The Central Bank of Russia (CBR) is currently facing a similar (inverse) problem whereby market forces are driving the currency lower but the central bank is determined to influence the market rate by buying rubles with foreign currency reserves to support it. Although this intervention could be classed as ‘defensive’ because the CBR is trying to maintain a stable rate while SNB and BoJ instances are arguably ‘offensive’ interventions aimed at adjusting the market rate to a more favourable level.
“The dollar is our currency, but your problem”
-John Connally; US Treasury Secretary 1971-1972.
The US conducts monetary policy like it does defence –unilaterally. The Fed has always set monetary policy with US circumstances at the forefront of considerations.

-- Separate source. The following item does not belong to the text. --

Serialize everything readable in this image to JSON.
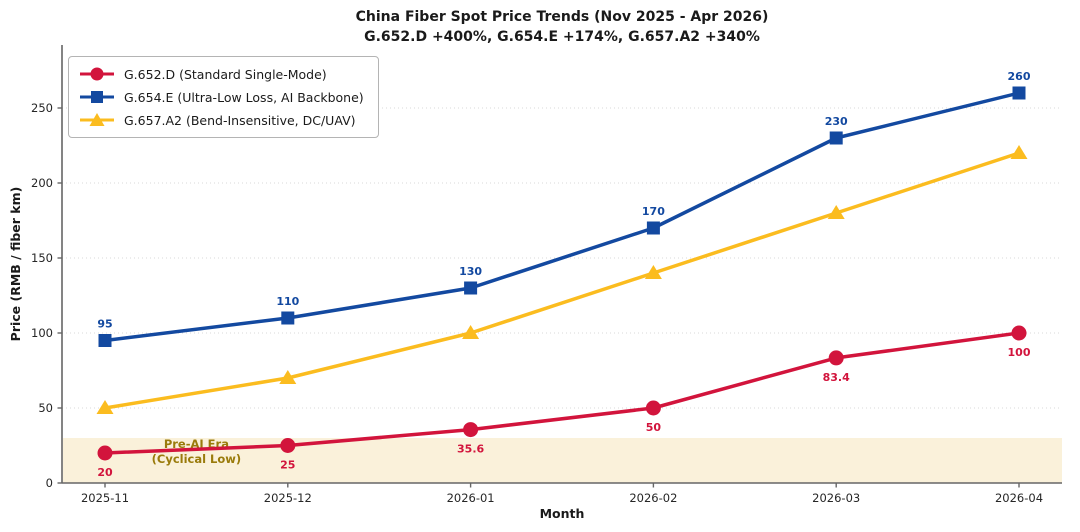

The rest of the world responds to the cheap dollar through the tools that best fit domestic circumstances:
Acquiescence: if a stronger currency reduces inflation;
Intervention: if competitiveness is a higher priority;
Interest rate reduction: if the currency is slowing the economy;
Capital controls/transaction taxes: if inflows are still too large;
Jawboning (unofficial political pressure): if the country can do nothing else.